October 5, 2022

DS Duke

Global Business In World

What to watch on jobs day: A seasonal swing in public-sector education employment

4 min read
On Friday, the Bureau of Labor Statistics (BLS) will release September’s numbers on the state...

On Friday, the Bureau of Labor Statistics (BLS) will release September’s numbers on the state of the U.S. labor market. August employment growth came in lower than June or July due in part to the Delta variant spreading quickly. Another sign of weakness in the August job report was the rise of Black unemployment, which remains significantly higher than other groups. The August jobs report showed us, once again, just how much the ebbs and flows of the pandemic are the dominant influence by far on trends in the labor market.

This pronounced August slowdown also came after more than half of all states prematurely ended the pandemic unemployment insurance (UI) programs. All of the pandemic programs ended in early September.

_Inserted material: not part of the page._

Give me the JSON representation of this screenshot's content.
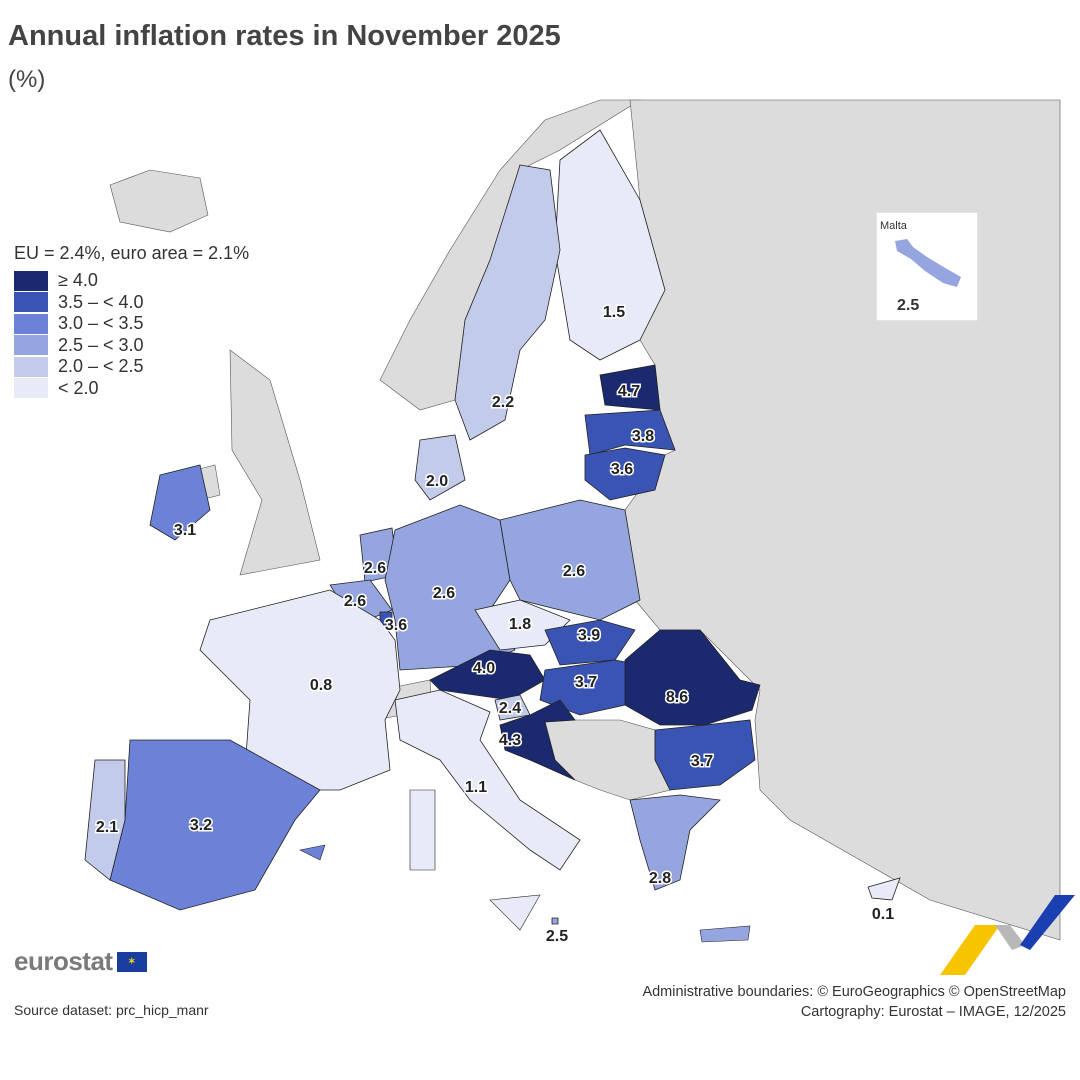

While no longer accelerating, COVID-19 caseloads were still high in mid-September compared with the early summer months, so that may once again slow the recovery. In this jobs report, one indicator I’m going to be paying close attention to is public-sector employment, specifically public-sector education employment.

Overall government employment is still down 790,000 jobs since February 2020—the third largest employment deficit in any economic sector—but this shortfall is entirely in state and local employment and much of those losses were in education employment. Local education employment—think the public K-12 school system—cratered in the spring of 2020, experiencing losses in excess of those suffered in the Great Recession and, as of mid-August, remained 219,600 short of its pre-pandemic level.

In late August and early September, many schools across the country reopened their doors to in-person schooling five days a week for the first time since March 2020. As a result, I expect a significant pickup in local education employment.

However, there is a catch. Every year, education employment spikes in September, but seasonal adjustment factors instituted by BLS moderate those gains in order to remove seasonality. This makes sense—the same thing happens with retail employment in December. That’s when retail employment tends to spike in response to holiday shopping, and seasonal adjustments remove that bump so analysts can better ascertain the underlying trends. This is also why when the weather is unseasonably bad (or good) employment may decrease (or increase) more than expected in a usual season.

Here’s how this phenomenon plays out in public K-12 employment. In the figure below, if you look at 2017 through 2019, you can see how the red line (seasonally adjusted series) offsets the cycles of the blue line (nonseasonally adjusted series) to yield the underlying longer-term trends of education employment slowly rising year after year. The nonseasonally adjusted series (NSA) can be considered the actual level of employment in that sector, while the seasonally adjusted series (SA) is the one that gets more often reported for its consistency across months within a year. Eyeing the nonseasonally adjusted series, you can see a large dip in the summer months and a smaller dip in January for each of those years as you would given the typical school year.

Enter the pandemic. In spring 2020, both the seasonally and nonseasonally adjusted series fell sharply. But in September 2020, nonseasonally adjusted employment rose quickly, though the seasonally adjusted series reported a loss because it didn’t rise as quickly as in normal years. The January 2021 dip wasn’t as pronounced as in prior years, so the seasonally adjusted series reported a small gain. In June and July 2021, employment fell, but not as fast as usual, so the seasonally adjusted series reported gains.

Figure A

What will happen with public K-12 employment in September? If 2020 is a guide, it is likely that employment will increase dramatically, but if employment is not as fast as “expected,” the seasonally adjusted series could report a loss or very little change in either direction. This may also depend on how large the September 2020 experience plays in the seasonal adjustment factor itself.

In 2020, the failure of local education employment to see its normal seasonal bounce was unambiguously because demand for these employees was depressed. Remote school, for example, meant that fewer bus drivers and cafeteria workers were needed. Currently, however, labor supply might be a constraint, given recent reports of difficulty in hiring for certain school system positions such as bus drivers, food service workers, building maintenance workers, or substitute teachers.

These potential hiring difficulties are not surprising given the ongoing pandemic and the fact that these are lower wage and often part-time positions that employ an often-older workforce that may be more concerned about infection than others. Policymakers serious about alleviating labor supply constraints (and not just interested in ending UI programs) would institute safety protocols—like requiring masks to be worn whenever community spread of the virus is significant—to make these education support jobs safer for their traditional workforce.

When the data come out on Friday, we can track nonseasonally and seasonally adjusted employment, and better measure the shortfall in education employment since the pandemic began—on top of the shortfall that never closed in the aftermath of the Great Recession.